Time frame ina callender
The first systematic observations in Islam are reported to have taken place under the patronage of (al-Mamun September 786 – 9 August 833). Here, and in many other private observatories from Damascus to Baghdad, meridian degrees were measured, solar parameters were established, and detailed observations of the Sun, Moon, and planets were undertaken.

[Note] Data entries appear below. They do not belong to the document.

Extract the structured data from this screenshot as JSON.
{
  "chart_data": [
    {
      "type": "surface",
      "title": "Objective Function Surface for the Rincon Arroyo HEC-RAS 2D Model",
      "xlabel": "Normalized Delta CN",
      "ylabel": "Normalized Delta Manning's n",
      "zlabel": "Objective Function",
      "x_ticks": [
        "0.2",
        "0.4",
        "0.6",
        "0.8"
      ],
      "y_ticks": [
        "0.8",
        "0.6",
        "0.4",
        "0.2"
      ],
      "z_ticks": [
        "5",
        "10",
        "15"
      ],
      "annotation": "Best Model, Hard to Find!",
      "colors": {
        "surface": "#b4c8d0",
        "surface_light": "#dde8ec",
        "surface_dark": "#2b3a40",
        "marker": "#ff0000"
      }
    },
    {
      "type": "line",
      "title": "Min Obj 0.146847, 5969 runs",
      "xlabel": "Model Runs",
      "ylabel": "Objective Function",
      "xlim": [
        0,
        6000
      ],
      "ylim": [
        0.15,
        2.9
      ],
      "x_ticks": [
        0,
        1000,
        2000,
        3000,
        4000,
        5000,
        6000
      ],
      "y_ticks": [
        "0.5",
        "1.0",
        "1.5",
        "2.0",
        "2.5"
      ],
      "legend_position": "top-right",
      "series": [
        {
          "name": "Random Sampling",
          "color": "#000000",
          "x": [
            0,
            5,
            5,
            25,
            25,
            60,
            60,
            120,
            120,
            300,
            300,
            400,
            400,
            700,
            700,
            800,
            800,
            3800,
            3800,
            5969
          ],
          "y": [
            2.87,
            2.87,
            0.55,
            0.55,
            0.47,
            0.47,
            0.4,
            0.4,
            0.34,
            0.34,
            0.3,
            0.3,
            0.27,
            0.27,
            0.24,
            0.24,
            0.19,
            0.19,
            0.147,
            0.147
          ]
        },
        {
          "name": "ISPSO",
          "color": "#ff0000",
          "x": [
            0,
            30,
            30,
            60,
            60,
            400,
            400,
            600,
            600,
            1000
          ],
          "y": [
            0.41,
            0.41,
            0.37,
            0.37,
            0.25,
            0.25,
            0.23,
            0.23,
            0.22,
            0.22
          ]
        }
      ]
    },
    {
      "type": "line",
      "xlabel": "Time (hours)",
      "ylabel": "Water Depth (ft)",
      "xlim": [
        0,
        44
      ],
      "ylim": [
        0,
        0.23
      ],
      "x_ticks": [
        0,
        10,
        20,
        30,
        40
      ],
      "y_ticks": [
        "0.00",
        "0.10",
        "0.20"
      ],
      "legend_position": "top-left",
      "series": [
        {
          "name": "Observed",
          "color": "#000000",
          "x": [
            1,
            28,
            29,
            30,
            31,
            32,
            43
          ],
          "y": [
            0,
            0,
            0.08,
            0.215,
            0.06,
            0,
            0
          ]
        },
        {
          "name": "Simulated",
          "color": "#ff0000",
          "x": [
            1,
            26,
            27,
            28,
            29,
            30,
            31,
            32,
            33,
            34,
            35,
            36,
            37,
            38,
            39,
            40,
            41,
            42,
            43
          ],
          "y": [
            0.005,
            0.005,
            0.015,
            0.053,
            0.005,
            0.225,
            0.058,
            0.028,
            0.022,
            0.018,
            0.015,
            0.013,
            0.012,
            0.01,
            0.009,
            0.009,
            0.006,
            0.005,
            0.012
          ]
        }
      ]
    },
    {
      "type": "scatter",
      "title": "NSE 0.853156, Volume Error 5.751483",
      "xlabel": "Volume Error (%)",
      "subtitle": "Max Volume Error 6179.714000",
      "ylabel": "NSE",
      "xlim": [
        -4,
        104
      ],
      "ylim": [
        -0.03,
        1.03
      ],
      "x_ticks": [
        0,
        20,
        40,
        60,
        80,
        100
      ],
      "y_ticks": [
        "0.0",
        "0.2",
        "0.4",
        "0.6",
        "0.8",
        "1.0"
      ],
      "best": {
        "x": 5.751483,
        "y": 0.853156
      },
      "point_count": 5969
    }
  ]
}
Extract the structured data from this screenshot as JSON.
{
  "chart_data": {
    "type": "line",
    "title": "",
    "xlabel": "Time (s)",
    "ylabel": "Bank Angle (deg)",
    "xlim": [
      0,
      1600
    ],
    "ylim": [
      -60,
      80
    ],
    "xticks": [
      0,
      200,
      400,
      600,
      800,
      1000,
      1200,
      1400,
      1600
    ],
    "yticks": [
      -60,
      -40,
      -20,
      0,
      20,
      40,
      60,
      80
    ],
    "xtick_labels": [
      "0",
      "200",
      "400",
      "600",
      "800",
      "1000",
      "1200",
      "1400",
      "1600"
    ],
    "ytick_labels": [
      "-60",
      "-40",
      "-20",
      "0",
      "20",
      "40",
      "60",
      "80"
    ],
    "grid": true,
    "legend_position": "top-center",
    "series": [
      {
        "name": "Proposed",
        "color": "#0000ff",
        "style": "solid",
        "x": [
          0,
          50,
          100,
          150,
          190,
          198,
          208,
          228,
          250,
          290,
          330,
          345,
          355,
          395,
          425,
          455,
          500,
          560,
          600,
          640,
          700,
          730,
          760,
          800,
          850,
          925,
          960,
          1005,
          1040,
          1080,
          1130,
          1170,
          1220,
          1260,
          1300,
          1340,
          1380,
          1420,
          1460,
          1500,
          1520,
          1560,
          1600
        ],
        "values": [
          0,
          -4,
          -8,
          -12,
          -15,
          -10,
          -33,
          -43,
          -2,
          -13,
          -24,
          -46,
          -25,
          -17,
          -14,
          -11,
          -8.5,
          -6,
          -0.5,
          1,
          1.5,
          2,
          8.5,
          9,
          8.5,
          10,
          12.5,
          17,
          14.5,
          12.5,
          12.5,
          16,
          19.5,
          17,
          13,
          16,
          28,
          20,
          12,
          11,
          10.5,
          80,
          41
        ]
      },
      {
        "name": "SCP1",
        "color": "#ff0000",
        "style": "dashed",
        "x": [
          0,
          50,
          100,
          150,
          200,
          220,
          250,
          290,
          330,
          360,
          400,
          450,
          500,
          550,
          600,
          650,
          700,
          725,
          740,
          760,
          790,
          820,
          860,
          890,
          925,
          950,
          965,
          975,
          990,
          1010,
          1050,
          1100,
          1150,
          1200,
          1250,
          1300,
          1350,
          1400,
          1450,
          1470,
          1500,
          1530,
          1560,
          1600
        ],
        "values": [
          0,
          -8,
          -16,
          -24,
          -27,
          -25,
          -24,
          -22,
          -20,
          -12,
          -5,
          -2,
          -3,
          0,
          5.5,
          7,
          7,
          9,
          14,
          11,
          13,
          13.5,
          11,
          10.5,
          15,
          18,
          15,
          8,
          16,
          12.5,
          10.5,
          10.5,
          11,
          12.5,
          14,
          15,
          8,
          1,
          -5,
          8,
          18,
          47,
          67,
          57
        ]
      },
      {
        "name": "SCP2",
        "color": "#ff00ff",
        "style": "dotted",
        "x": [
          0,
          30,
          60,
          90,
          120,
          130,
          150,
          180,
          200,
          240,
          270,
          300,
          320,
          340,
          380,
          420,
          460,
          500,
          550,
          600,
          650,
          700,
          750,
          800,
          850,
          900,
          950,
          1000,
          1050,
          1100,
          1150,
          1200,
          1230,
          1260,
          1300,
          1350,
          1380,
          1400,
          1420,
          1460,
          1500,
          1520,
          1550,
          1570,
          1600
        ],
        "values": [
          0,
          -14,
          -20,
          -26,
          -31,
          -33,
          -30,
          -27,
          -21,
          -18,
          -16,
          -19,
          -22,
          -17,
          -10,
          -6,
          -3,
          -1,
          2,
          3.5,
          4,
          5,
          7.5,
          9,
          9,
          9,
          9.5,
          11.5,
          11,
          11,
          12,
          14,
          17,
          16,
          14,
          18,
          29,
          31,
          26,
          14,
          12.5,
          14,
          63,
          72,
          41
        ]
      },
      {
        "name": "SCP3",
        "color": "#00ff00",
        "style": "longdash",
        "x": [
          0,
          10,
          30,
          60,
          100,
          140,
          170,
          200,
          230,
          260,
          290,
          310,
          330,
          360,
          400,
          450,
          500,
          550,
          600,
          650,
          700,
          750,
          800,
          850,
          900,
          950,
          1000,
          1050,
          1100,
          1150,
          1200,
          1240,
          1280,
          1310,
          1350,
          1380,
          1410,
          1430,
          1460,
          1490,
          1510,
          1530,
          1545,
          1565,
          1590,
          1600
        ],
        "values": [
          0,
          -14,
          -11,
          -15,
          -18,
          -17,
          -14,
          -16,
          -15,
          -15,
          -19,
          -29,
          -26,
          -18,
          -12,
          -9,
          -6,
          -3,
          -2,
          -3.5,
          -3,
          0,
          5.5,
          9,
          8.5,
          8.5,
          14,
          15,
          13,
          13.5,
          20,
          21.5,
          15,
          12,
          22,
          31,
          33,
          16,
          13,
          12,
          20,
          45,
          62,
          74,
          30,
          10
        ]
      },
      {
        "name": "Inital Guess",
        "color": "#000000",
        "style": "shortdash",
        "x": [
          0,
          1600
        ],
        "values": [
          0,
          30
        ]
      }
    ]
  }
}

In the 10th century, the Buwayhid dynasty encouraged the undertaking of extensive works in astronomy, such as the construction of a large-scale instrument with which observations were made in the year 950. We know of this by recordings made in the zij of astronomers such as Ibn al-Alam. The great astronomer Abd Al-Rahman Al Sufi was patronised by prince Adud o-dowleh, who systematically revised Ptolemy's catalogue of stars. Sharaf al-Daula also established a similar observatory in Baghdad. And reports by Ibn Yunus and al-Zarqall in Toledo and Cordoba indicate the use of sophisticated instruments for their time.
It was Malik Shah I who established the first large observatory, probably in Isfahan. It was here where Omar Khayyám (1048 – 4 December 1131) with many other collaborators constructed a zij and formulated the Persian Solar Calendar a.k.a. the jalali calendar. A modern version of this calendar is still in official use in Iran today.